Seichter Singsang allerorten. Ob bei „Cats“(Start: 1986), beim „Phantom der Oper“(1990) oder bei „Buddy Holly“(1994): Die vermeintliche Hamburger Musical-Euphorie quillt vielen Kulturmenschen langsam aus den Ohren. Oberbaudirektor Egbert Kossak (SPD) zum Beispiel. „Drei Musicals sind schon reichlich“, stöhnt er und hofft, sein Vorgesetzter, Thomas Mirow – Senator für Stadtentwicklung – möge die jüngsten Pläne für eine vierte Musical-Show („Untergang der Titanic“) am Berliner Tor in St. Georg stoppen.

Die Marktanalysen der Tourismuszentrale sowie führender Musical-Betreiber widersprechen der Einschätzung des Oberbaudirektors. Jedenfalls, wenn man die Kultur-Konsumware Musical ungeachtet ihres dünnen inhaltlichen und bildungspolitischen Gehalts und rein unter wirtschaftlichen Gesichtspunkten betrachtet: Bis zu 95 Prozent Auslastung pro Abend bei rund 400 Vorstellungen im Jahr genießen Kassenschlager wie „Cats“und „Phantom der Oper“.

„Musicals sind keine Mode mehr, sondern haben sich fest auf dem Freizeitmarkt etabliert“, behauptet daher Steffen Ball von der Stella Musical Management GmbH. Grund dafür seien nicht nur die Preise, die mit 70 bis 180 Mark pro Platz seit bald einem Jahrzehnt stabil sind. Der Erfolg eines Musicals hänge von Vertriebsstruktur und Werbung, aber auch von seinem Standort ab. Da sei die „Weltstadt Hamburg“prädestiniert.

„Wer eigens an die Elbe reist, um ein Musical zu sehen, geht oft noch in eines unserer Museen oder Theater“, weiß Ingo Mix von der Kulturbehörde. Die Zahlen der Tourismuszentrale geben ihm recht: Rund zwei Millionen Menschen besuchen jährlich eines der drei Hamburger Musicals; 500.000 von ihnen übernachten anschließend in der Hansestadt. Gastronomie- und Hotelbetriebe profitieren mit bis zu 175 Millionen Mark Einnahmen.

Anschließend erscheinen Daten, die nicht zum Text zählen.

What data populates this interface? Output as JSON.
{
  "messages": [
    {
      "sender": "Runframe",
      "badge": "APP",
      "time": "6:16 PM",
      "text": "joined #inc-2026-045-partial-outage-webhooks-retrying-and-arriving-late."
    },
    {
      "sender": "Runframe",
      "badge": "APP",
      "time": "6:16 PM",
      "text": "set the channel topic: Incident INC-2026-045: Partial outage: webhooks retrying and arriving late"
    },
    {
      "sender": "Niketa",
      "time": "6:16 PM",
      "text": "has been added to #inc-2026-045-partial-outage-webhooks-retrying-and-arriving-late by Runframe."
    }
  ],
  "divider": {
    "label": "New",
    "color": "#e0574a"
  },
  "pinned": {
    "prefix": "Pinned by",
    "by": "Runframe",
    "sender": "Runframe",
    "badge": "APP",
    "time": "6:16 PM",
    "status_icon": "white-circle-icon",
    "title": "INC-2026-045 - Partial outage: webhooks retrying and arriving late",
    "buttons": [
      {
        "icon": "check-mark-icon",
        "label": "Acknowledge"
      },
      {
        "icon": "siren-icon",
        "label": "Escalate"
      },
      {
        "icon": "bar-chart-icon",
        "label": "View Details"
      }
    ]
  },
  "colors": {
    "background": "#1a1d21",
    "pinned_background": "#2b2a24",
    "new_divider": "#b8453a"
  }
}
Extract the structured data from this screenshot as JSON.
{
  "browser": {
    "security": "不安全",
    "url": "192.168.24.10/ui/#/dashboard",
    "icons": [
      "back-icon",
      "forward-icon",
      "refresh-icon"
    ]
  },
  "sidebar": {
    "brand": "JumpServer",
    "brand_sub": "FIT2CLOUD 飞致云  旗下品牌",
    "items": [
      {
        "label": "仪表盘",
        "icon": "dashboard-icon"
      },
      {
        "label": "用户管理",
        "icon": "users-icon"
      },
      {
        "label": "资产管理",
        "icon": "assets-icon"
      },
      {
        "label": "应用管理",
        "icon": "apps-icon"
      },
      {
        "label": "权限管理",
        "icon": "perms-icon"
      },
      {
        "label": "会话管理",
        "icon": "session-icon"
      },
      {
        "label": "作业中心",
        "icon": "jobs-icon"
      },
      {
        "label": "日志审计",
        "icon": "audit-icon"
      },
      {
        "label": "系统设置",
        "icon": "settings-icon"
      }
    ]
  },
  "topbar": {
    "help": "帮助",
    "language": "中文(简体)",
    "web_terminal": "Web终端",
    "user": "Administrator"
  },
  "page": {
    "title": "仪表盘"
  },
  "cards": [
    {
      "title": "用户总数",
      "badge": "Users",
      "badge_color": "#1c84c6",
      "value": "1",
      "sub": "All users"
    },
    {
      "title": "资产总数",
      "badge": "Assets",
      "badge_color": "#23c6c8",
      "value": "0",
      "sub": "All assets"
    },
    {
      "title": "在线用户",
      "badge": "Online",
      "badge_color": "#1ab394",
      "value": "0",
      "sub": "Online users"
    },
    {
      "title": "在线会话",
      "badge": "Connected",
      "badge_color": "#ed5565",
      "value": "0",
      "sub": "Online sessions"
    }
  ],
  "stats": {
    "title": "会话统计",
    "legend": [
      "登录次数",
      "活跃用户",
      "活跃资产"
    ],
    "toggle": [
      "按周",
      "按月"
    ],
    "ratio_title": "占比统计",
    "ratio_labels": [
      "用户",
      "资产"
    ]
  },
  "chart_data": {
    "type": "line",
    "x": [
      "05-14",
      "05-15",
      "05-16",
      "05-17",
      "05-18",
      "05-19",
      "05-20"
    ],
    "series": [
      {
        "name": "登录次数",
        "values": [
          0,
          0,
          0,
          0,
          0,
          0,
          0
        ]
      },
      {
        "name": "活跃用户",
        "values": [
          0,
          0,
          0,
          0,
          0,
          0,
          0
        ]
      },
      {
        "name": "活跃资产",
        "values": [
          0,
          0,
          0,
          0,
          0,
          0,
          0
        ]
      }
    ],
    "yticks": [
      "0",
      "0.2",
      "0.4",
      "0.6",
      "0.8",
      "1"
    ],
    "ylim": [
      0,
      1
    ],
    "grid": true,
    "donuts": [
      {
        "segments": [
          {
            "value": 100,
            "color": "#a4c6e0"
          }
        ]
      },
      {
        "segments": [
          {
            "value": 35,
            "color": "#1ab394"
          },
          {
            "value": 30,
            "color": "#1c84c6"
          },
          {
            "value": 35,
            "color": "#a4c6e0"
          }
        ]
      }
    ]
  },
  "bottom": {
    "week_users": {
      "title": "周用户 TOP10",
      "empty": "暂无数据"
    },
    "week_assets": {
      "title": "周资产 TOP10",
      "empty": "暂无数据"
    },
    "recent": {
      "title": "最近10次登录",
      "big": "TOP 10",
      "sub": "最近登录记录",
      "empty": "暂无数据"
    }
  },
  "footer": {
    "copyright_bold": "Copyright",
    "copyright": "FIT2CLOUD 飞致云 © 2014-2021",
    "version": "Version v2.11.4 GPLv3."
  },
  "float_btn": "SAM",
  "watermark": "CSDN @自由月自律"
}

Die modernen Operetten ziehen „in den ersten zwei Jahren vor allem Leute aus dem Nahbereich von 250 Kilometern an“, sagt Stella-Sprecher Ball. Zu „Cats“strömen Scharen (4,8 Millionen Besucher seit 1986) inzwischen aus dem ganzen Bundesgebiet; in kleinen Dörfern gilt es immer noch als prestigesteigernd, wenn der Kegelverein einen Bus gen Reeperbahn chartert.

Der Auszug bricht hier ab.